INGREDIENTS: From The Paleo Kitchen Cookbook, with slight alterations
2 tbsp coconut oil
1 medium onion, chopped
diced coarse sea salt and freshly ground black pepper, to taste
1 (15-ounce/425-gram) can pumpkin puree
1 (15-ounce/425-gram) can squash puree (if you can’t rock squash, you can simply add more pumpkin or more tomato)
1 tsp dried sage
1 (14.5-ounce/411-gram) can diced tomatoes (or fresh, if in season)
2 cups (480 ml) chicken broth
1 tsp cinnamon
½ teaspoon freshly grated nutmeg
½ cup (120 ml) full-fat coconut milk
½ cup (60 grams) toasted salted pumpkin seeds, for garnish
1/4 cup organic honey
Heat the coconut oil in a medium stockpot or Dutch oven over medium heat. Add the onion and a pinch of salt and cook until tender and translucent, about 5 minutes.

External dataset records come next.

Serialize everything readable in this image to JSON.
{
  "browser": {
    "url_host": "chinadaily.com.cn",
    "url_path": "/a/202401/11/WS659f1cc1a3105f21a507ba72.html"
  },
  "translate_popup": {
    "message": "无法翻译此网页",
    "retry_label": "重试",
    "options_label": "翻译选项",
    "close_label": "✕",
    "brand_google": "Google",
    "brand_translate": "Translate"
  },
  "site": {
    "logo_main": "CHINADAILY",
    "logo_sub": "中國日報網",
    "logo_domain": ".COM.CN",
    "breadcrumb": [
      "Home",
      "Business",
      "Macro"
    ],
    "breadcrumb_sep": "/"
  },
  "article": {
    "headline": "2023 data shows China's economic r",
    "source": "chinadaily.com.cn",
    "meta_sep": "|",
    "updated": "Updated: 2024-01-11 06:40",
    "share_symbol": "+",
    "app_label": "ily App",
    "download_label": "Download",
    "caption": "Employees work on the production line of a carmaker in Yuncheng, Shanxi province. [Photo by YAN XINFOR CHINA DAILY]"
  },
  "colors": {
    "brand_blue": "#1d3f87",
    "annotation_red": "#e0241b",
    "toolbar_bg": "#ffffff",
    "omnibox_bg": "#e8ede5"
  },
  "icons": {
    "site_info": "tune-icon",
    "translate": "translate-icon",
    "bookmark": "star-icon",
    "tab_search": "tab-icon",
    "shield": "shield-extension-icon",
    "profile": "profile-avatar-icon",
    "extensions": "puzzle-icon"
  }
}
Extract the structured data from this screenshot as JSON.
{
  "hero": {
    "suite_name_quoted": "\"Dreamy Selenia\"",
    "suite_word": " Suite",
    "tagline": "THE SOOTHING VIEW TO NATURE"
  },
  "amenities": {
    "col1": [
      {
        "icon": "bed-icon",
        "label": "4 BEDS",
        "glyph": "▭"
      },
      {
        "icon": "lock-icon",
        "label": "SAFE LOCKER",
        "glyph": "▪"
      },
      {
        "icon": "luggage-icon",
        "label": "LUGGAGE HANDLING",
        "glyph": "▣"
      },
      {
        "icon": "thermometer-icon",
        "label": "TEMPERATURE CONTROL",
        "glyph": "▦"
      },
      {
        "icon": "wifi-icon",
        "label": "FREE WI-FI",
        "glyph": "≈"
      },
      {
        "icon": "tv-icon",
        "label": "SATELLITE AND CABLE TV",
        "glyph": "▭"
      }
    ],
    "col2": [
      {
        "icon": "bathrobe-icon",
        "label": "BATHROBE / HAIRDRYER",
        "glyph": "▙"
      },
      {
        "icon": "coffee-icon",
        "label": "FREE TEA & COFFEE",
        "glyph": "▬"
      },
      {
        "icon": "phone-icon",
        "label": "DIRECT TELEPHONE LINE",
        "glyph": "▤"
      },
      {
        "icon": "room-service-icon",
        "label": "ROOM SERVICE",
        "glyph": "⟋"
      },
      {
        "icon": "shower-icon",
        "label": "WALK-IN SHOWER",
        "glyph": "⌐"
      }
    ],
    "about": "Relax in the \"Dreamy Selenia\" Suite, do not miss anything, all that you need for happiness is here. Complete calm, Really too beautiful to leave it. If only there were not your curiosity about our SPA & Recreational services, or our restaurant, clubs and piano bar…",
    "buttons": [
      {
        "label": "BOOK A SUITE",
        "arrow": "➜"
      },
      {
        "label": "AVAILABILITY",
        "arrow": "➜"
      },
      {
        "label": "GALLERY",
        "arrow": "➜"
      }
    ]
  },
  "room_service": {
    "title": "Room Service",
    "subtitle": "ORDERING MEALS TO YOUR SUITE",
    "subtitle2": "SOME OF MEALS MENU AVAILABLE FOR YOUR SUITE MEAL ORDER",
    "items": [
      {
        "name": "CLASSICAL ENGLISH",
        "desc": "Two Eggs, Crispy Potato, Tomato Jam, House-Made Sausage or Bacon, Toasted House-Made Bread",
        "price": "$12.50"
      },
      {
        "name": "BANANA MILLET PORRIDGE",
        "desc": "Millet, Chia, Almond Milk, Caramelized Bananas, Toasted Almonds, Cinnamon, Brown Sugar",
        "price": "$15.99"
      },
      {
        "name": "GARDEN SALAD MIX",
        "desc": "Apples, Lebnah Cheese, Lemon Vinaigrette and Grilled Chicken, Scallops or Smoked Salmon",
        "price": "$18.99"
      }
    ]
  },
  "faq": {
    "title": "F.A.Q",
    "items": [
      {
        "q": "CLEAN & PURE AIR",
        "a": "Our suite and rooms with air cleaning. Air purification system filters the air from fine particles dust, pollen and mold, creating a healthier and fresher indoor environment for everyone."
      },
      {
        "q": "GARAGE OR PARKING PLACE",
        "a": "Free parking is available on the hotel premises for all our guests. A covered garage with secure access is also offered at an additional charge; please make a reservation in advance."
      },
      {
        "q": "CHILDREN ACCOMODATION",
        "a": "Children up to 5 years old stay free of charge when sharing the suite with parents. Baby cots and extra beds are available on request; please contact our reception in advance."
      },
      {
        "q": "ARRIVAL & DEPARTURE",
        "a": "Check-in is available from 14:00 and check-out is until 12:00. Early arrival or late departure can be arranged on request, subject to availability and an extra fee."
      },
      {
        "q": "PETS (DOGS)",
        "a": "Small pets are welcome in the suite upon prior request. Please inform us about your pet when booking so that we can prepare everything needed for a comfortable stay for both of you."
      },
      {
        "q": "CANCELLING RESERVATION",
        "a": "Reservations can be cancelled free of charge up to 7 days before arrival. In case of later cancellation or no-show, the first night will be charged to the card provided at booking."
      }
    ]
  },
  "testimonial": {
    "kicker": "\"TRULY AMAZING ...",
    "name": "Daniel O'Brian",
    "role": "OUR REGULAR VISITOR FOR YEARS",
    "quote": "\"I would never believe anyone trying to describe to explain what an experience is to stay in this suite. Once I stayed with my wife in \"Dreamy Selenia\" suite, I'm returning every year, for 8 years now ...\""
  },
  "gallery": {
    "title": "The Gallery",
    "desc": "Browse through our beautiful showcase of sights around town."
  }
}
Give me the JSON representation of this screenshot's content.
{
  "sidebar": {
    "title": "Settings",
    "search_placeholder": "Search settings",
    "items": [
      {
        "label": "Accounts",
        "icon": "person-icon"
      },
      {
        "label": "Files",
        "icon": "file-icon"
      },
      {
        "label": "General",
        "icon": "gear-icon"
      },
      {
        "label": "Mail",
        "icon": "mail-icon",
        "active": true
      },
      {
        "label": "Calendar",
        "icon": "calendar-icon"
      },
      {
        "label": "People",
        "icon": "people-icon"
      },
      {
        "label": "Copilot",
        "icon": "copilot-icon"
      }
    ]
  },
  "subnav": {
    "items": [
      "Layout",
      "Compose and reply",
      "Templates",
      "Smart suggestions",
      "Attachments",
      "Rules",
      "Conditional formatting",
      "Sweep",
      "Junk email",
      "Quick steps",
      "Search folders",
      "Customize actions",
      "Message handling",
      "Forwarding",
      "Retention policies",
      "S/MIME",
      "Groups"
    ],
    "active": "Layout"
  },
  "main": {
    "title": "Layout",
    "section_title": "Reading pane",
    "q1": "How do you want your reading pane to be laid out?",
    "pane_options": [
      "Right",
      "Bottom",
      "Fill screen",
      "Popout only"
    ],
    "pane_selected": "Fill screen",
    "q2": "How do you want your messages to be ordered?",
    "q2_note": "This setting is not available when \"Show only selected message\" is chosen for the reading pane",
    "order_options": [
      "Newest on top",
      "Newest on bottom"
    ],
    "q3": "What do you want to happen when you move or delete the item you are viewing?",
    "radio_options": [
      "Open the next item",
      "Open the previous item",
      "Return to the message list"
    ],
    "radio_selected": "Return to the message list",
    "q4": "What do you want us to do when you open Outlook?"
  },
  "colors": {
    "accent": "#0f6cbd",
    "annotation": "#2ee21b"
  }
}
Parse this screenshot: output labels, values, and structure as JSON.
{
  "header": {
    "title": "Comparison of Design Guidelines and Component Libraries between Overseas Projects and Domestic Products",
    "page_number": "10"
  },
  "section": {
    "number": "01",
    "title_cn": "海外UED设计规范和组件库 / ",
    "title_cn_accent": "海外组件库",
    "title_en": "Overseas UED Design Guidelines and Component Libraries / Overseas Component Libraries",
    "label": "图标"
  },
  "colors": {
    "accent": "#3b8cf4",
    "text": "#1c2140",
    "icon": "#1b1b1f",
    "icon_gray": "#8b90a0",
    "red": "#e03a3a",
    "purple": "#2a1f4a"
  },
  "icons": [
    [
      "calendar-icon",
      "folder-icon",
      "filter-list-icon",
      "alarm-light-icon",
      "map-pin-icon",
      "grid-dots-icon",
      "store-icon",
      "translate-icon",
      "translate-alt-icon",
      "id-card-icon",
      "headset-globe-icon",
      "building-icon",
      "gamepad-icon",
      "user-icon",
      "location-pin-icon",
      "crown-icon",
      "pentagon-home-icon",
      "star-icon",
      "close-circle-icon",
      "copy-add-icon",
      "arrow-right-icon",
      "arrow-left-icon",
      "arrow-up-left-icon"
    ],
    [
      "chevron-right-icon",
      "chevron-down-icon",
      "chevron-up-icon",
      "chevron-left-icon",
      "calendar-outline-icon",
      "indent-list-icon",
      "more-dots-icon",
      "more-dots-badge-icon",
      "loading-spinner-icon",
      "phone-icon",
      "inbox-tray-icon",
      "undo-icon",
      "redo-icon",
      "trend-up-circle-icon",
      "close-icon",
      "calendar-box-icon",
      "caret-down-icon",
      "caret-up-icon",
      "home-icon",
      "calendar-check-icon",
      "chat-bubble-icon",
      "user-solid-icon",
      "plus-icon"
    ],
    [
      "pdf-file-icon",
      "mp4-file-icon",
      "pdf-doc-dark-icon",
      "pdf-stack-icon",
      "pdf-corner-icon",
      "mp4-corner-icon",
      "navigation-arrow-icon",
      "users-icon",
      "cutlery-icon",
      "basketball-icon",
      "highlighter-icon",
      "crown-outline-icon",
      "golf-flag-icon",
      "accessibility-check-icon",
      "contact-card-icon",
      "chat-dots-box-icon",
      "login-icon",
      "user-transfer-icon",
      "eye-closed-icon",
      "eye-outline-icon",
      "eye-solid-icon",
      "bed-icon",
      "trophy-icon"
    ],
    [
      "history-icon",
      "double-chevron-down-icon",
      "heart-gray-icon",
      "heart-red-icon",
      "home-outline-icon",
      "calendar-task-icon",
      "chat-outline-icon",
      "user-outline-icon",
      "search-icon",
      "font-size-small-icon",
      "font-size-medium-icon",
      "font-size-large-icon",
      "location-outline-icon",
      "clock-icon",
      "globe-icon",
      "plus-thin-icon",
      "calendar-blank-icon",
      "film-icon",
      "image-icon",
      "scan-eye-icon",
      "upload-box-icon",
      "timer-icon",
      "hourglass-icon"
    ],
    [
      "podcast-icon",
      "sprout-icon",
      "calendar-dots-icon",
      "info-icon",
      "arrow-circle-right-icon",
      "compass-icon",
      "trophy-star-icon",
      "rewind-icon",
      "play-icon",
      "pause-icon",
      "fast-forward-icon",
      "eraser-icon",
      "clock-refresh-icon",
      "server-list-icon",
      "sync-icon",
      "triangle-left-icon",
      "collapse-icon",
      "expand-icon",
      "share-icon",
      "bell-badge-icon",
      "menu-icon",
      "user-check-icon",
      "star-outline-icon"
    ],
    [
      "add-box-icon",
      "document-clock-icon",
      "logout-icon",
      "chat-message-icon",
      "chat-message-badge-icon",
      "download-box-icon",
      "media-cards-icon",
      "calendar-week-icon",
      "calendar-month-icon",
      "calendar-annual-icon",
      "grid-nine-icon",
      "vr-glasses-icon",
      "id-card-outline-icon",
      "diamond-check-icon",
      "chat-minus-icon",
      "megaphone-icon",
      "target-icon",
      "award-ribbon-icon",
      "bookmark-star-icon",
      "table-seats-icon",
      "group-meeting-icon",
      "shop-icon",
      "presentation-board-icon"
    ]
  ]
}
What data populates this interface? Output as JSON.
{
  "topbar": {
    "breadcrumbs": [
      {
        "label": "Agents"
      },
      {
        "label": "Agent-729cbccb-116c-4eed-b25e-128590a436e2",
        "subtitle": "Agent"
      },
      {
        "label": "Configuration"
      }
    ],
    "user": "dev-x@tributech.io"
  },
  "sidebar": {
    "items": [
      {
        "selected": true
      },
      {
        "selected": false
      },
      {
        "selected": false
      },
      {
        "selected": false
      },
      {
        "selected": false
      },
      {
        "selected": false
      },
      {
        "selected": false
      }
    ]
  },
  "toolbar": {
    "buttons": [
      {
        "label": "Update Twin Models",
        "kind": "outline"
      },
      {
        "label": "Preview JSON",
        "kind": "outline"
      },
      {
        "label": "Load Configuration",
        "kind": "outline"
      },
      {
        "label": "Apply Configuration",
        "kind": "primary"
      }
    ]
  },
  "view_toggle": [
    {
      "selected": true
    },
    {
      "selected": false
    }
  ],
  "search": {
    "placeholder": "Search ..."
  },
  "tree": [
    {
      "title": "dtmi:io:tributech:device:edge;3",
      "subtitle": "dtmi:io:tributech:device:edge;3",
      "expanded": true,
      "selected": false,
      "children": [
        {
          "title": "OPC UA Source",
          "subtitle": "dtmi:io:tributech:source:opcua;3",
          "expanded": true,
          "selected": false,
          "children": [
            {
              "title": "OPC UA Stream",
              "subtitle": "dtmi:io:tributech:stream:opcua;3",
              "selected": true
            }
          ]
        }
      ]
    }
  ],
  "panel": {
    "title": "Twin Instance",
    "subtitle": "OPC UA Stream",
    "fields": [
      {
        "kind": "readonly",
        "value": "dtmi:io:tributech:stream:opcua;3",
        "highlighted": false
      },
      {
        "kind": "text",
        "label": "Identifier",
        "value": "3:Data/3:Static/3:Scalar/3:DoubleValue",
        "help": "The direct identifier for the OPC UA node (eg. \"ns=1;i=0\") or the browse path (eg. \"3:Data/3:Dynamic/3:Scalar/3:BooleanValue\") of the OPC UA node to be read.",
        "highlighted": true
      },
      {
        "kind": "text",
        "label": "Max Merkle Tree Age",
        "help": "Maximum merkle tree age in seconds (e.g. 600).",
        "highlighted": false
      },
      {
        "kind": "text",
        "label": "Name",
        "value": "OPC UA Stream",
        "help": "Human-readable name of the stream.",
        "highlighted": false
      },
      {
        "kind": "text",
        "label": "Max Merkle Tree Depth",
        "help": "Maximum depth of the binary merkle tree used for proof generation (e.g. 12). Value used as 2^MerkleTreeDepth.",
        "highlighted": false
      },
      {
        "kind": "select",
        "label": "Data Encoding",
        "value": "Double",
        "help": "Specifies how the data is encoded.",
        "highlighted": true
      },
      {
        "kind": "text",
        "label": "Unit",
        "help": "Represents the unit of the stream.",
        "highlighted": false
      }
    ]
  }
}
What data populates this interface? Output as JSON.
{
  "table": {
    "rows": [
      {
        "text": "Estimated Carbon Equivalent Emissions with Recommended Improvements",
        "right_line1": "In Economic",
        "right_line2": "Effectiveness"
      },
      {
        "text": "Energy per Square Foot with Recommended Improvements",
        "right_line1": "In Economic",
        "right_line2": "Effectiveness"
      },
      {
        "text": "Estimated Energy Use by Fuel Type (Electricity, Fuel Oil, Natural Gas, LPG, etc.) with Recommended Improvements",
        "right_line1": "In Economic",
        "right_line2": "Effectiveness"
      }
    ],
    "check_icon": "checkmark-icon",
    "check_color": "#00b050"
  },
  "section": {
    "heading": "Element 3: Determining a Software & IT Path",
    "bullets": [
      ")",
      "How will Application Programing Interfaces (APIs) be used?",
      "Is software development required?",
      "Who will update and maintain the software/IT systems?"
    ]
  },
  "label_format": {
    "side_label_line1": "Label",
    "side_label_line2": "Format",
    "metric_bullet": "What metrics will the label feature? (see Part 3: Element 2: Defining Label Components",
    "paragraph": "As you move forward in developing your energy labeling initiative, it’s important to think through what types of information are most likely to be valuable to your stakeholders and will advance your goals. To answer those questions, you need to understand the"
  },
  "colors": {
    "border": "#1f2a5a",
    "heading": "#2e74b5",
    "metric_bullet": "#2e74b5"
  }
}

Add the pumpkin, squash, sage, tomatoes, chicken broth, nutmeg, and honey and bring to a simmer.
Reduce the heat to medium-low and let simmer for 30 minutes, then remove the cinnamon stick and add the coconut milk. Use an immersion blender to puree the soup, or transfer in small batches to a blender to puree. Season to taste with salt and pepper, and blend once more. Garnish with the toasted pumpkin seeds and serve.